Her name was Audrey. She was blogging from Edmonton and was struggling with the day to day problems of cancer. She was determined not to be angry but to embrace every moment she had left. She spent spare moments in nature photographing the beautiful river valley, she took art classes at the Art Gallery and she spent quality time with friends and family. Her journey was more than a day to day struggle. I learned that you don’t get moments back. She inspired me to take risks with people. Tell them the good things I think about them as they pop into my head. This has not always been welcomed, but I have no regrets about it. It doesn’t always turn out the way I hope, I get rejected in friendship – but they go away knowing I like and care about them. Some people just aren’t ready for someone to think highly of them. Sad – but true. Audrey embraced the Edmonton Tourist Spirit, always thinking of the next risk and how it would effect those around her. Kindness and compassion enveloped her.

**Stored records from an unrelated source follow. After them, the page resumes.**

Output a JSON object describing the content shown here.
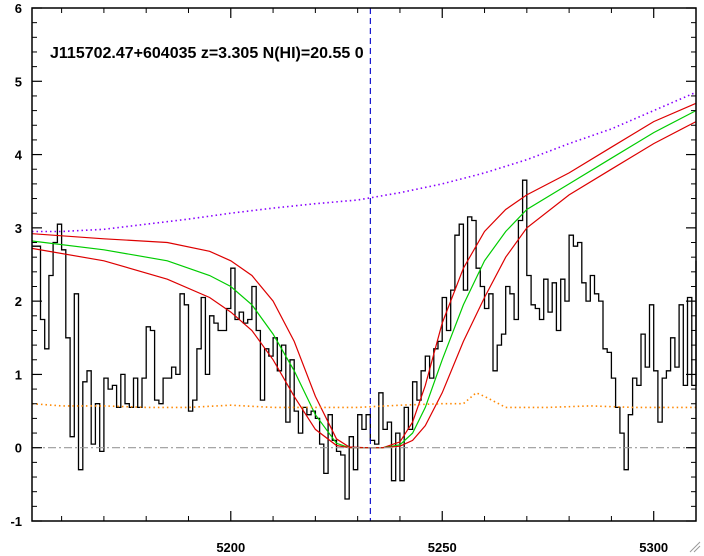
{
  "chart_data": {
    "type": "line",
    "title": "J115702.47+604035 z=3.305 N(HI)=20.55 0",
    "xlabel": "",
    "ylabel": "",
    "xlim": [
      5153,
      5310
    ],
    "ylim": [
      -1,
      6
    ],
    "x_ticks": [
      5200,
      5250,
      5300
    ],
    "y_ticks": [
      -1,
      0,
      1,
      2,
      3,
      4,
      5,
      6
    ],
    "grid": false,
    "reference_lines": [
      {
        "name": "zero-level",
        "axis": "y",
        "value": 0,
        "color": "#999999",
        "style": "dash-dot"
      },
      {
        "name": "line-center",
        "axis": "x",
        "value": 5233,
        "color": "#0000cc",
        "style": "dashed"
      }
    ],
    "series": [
      {
        "style": "step",
        "color": "#000000",
        "points": [
          [
            5153,
            2.75
          ],
          [
            5154,
            2.75
          ],
          [
            5155,
            1.75
          ],
          [
            5156,
            1.35
          ],
          [
            5157,
            2.35
          ],
          [
            5158,
            2.8
          ],
          [
            5159,
            3.05
          ],
          [
            5160,
            2.7
          ],
          [
            5161,
            1.5
          ],
          [
            5162,
            0.15
          ],
          [
            5163,
            2.1
          ],
          [
            5164,
            -0.3
          ],
          [
            5165,
            0.9
          ],
          [
            5166,
            1.05
          ],
          [
            5167,
            0.05
          ],
          [
            5168,
            0.6
          ],
          [
            5169,
            -0.05
          ],
          [
            5170,
            0.95
          ],
          [
            5171,
            0.8
          ],
          [
            5172,
            0.85
          ],
          [
            5173,
            0.55
          ],
          [
            5174,
            1.0
          ],
          [
            5175,
            0.6
          ],
          [
            5176,
            0.55
          ],
          [
            5177,
            0.95
          ],
          [
            5178,
            0.55
          ],
          [
            5179,
            0.95
          ],
          [
            5180,
            1.65
          ],
          [
            5181,
            1.6
          ],
          [
            5182,
            0.65
          ],
          [
            5183,
            0.6
          ],
          [
            5184,
            0.95
          ],
          [
            5185,
            0.95
          ],
          [
            5186,
            1.1
          ],
          [
            5187,
            1.0
          ],
          [
            5188,
            2.1
          ],
          [
            5189,
            1.95
          ],
          [
            5190,
            0.5
          ],
          [
            5191,
            0.65
          ],
          [
            5192,
            1.35
          ],
          [
            5193,
            2.05
          ],
          [
            5194,
            1.0
          ],
          [
            5195,
            1.8
          ],
          [
            5196,
            1.7
          ],
          [
            5197,
            1.6
          ],
          [
            5198,
            1.6
          ],
          [
            5199,
            1.9
          ],
          [
            5200,
            2.45
          ],
          [
            5201,
            1.75
          ],
          [
            5202,
            1.85
          ],
          [
            5203,
            1.7
          ],
          [
            5204,
            1.75
          ],
          [
            5205,
            2.2
          ],
          [
            5206,
            1.6
          ],
          [
            5207,
            0.65
          ],
          [
            5208,
            1.35
          ],
          [
            5209,
            1.25
          ],
          [
            5210,
            1.5
          ],
          [
            5211,
            1.05
          ],
          [
            5212,
            1.4
          ],
          [
            5213,
            0.35
          ],
          [
            5214,
            1.2
          ],
          [
            5215,
            0.5
          ],
          [
            5216,
            0.2
          ],
          [
            5217,
            0.55
          ],
          [
            5218,
            0.45
          ],
          [
            5219,
            0.5
          ],
          [
            5220,
            0.4
          ],
          [
            5221,
            0.05
          ],
          [
            5222,
            -0.35
          ],
          [
            5223,
            0.45
          ],
          [
            5224,
            0.1
          ],
          [
            5225,
            -0.05
          ],
          [
            5226,
            -0.1
          ],
          [
            5227,
            -0.7
          ],
          [
            5228,
            0.15
          ],
          [
            5229,
            -0.3
          ],
          [
            5230,
            0.45
          ],
          [
            5231,
            0.25
          ],
          [
            5232,
            0.45
          ],
          [
            5233,
            0.1
          ],
          [
            5234,
            0.05
          ],
          [
            5235,
            0.75
          ],
          [
            5236,
            0.25
          ],
          [
            5237,
            0.35
          ],
          [
            5238,
            -0.45
          ],
          [
            5239,
            0.2
          ],
          [
            5240,
            -0.45
          ],
          [
            5241,
            0.55
          ],
          [
            5242,
            0.25
          ],
          [
            5243,
            0.9
          ],
          [
            5244,
            0.65
          ],
          [
            5245,
            1.05
          ],
          [
            5246,
            1.25
          ],
          [
            5247,
            0.95
          ],
          [
            5248,
            1.35
          ],
          [
            5249,
            1.45
          ],
          [
            5250,
            2.05
          ],
          [
            5251,
            1.6
          ],
          [
            5252,
            2.15
          ],
          [
            5253,
            2.9
          ],
          [
            5254,
            3.05
          ],
          [
            5255,
            2.15
          ],
          [
            5256,
            3.15
          ],
          [
            5257,
            3.1
          ],
          [
            5258,
            2.45
          ],
          [
            5259,
            2.2
          ],
          [
            5260,
            1.9
          ],
          [
            5261,
            2.1
          ],
          [
            5262,
            1.05
          ],
          [
            5263,
            1.4
          ],
          [
            5264,
            1.55
          ],
          [
            5265,
            2.2
          ],
          [
            5266,
            2.1
          ],
          [
            5267,
            1.75
          ],
          [
            5268,
            3.1
          ],
          [
            5269,
            3.65
          ],
          [
            5270,
            2.35
          ],
          [
            5271,
            1.95
          ],
          [
            5272,
            1.9
          ],
          [
            5273,
            1.75
          ],
          [
            5274,
            2.3
          ],
          [
            5275,
            1.85
          ],
          [
            5276,
            2.25
          ],
          [
            5277,
            1.6
          ],
          [
            5278,
            2.3
          ],
          [
            5279,
            2.0
          ],
          [
            5280,
            2.9
          ],
          [
            5281,
            2.75
          ],
          [
            5282,
            2.8
          ],
          [
            5283,
            2.25
          ],
          [
            5284,
            2.0
          ],
          [
            5285,
            2.35
          ],
          [
            5286,
            2.1
          ],
          [
            5287,
            2.0
          ],
          [
            5288,
            1.35
          ],
          [
            5289,
            1.3
          ],
          [
            5290,
            0.95
          ],
          [
            5291,
            0.55
          ],
          [
            5292,
            0.2
          ],
          [
            5293,
            -0.3
          ],
          [
            5294,
            0.45
          ],
          [
            5295,
            0.95
          ],
          [
            5296,
            0.85
          ],
          [
            5297,
            1.55
          ],
          [
            5298,
            1.1
          ],
          [
            5299,
            1.95
          ],
          [
            5300,
            1.05
          ],
          [
            5301,
            0.35
          ],
          [
            5302,
            0.95
          ],
          [
            5303,
            1.05
          ],
          [
            5304,
            1.5
          ],
          [
            5305,
            1.1
          ],
          [
            5306,
            1.95
          ],
          [
            5307,
            0.85
          ],
          [
            5308,
            2.05
          ],
          [
            5309,
            0.85
          ],
          [
            5310,
            2.55
          ]
        ]
      },
      {
        "style": "smooth",
        "color": "#dd0000",
        "points": [
          [
            5153,
            2.92
          ],
          [
            5170,
            2.85
          ],
          [
            5185,
            2.8
          ],
          [
            5195,
            2.68
          ],
          [
            5200,
            2.55
          ],
          [
            5205,
            2.35
          ],
          [
            5210,
            2.0
          ],
          [
            5215,
            1.45
          ],
          [
            5220,
            0.7
          ],
          [
            5225,
            0.12
          ],
          [
            5228,
            0.01
          ],
          [
            5232,
            0.0
          ],
          [
            5236,
            0.0
          ],
          [
            5240,
            0.08
          ],
          [
            5243,
            0.35
          ],
          [
            5246,
            0.85
          ],
          [
            5250,
            1.7
          ],
          [
            5255,
            2.45
          ],
          [
            5260,
            2.95
          ],
          [
            5265,
            3.25
          ],
          [
            5270,
            3.45
          ],
          [
            5280,
            3.75
          ],
          [
            5290,
            4.1
          ],
          [
            5300,
            4.45
          ],
          [
            5310,
            4.7
          ]
        ]
      },
      {
        "style": "smooth",
        "color": "#00cc00",
        "points": [
          [
            5153,
            2.82
          ],
          [
            5170,
            2.7
          ],
          [
            5185,
            2.55
          ],
          [
            5195,
            2.35
          ],
          [
            5200,
            2.2
          ],
          [
            5205,
            1.95
          ],
          [
            5210,
            1.55
          ],
          [
            5215,
            1.05
          ],
          [
            5220,
            0.45
          ],
          [
            5225,
            0.06
          ],
          [
            5228,
            0.0
          ],
          [
            5232,
            0.0
          ],
          [
            5236,
            0.0
          ],
          [
            5240,
            0.04
          ],
          [
            5243,
            0.2
          ],
          [
            5246,
            0.55
          ],
          [
            5250,
            1.2
          ],
          [
            5255,
            1.95
          ],
          [
            5260,
            2.55
          ],
          [
            5265,
            2.95
          ],
          [
            5270,
            3.25
          ],
          [
            5280,
            3.6
          ],
          [
            5290,
            3.95
          ],
          [
            5300,
            4.3
          ],
          [
            5310,
            4.6
          ]
        ]
      },
      {
        "style": "smooth",
        "color": "#dd0000",
        "points": [
          [
            5153,
            2.72
          ],
          [
            5170,
            2.55
          ],
          [
            5185,
            2.3
          ],
          [
            5195,
            2.05
          ],
          [
            5200,
            1.85
          ],
          [
            5205,
            1.6
          ],
          [
            5210,
            1.2
          ],
          [
            5215,
            0.7
          ],
          [
            5220,
            0.25
          ],
          [
            5225,
            0.03
          ],
          [
            5228,
            0.0
          ],
          [
            5232,
            0.0
          ],
          [
            5236,
            0.0
          ],
          [
            5240,
            0.02
          ],
          [
            5243,
            0.1
          ],
          [
            5246,
            0.3
          ],
          [
            5250,
            0.75
          ],
          [
            5255,
            1.45
          ],
          [
            5260,
            2.05
          ],
          [
            5265,
            2.6
          ],
          [
            5270,
            3.0
          ],
          [
            5280,
            3.45
          ],
          [
            5290,
            3.8
          ],
          [
            5300,
            4.15
          ],
          [
            5310,
            4.45
          ]
        ]
      },
      {
        "style": "dotted",
        "color": "#8800ff",
        "points": [
          [
            5153,
            2.95
          ],
          [
            5160,
            2.95
          ],
          [
            5170,
            2.98
          ],
          [
            5180,
            3.05
          ],
          [
            5190,
            3.12
          ],
          [
            5200,
            3.2
          ],
          [
            5210,
            3.27
          ],
          [
            5220,
            3.33
          ],
          [
            5230,
            3.38
          ],
          [
            5240,
            3.48
          ],
          [
            5250,
            3.6
          ],
          [
            5260,
            3.75
          ],
          [
            5270,
            3.93
          ],
          [
            5280,
            4.15
          ],
          [
            5290,
            4.35
          ],
          [
            5300,
            4.6
          ],
          [
            5310,
            4.85
          ]
        ]
      },
      {
        "style": "dotted",
        "color": "#ff8800",
        "points": [
          [
            5153,
            0.6
          ],
          [
            5160,
            0.57
          ],
          [
            5170,
            0.57
          ],
          [
            5180,
            0.55
          ],
          [
            5190,
            0.55
          ],
          [
            5200,
            0.58
          ],
          [
            5210,
            0.55
          ],
          [
            5220,
            0.55
          ],
          [
            5230,
            0.55
          ],
          [
            5240,
            0.58
          ],
          [
            5250,
            0.6
          ],
          [
            5255,
            0.6
          ],
          [
            5258,
            0.75
          ],
          [
            5260,
            0.7
          ],
          [
            5265,
            0.55
          ],
          [
            5275,
            0.55
          ],
          [
            5285,
            0.57
          ],
          [
            5295,
            0.55
          ],
          [
            5300,
            0.55
          ],
          [
            5310,
            0.55
          ]
        ]
      }
    ]
  }
}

Audrey passed over yesterday morning at 9:38 am surrounded by those she loved and who loved her back. We all should be so lucky. This is an excerpt of her final post:

Thank you to everyone for your support and caring.

 

I started the blog as a record of my journey for my family but it has become much larger than that, it became a helping tool for those in a similar journey. I am grateful if I have been helpful in anyway. I leave you with the encouragement for you and your loved ones to visit your family doctor regularly. Know that you are your own advocate, and don’t accept no as an answer.

 

I don’t know where I would be without my family. The love and support they have shown me has made my journey so much easier than I know it could have been. I am not sure I would have lived this long without them. They accepted my bumps and challenges along the way. They responded quickly to my needs and they gave me meaning to the term unconditional love. I wish I had another 40 years to return to them.

 

I love you all, take care of yourselves and each other.

 

See you in the funny papers.

 

Love Audrey

Thank you for the life lessons Audrey. I shall miss you.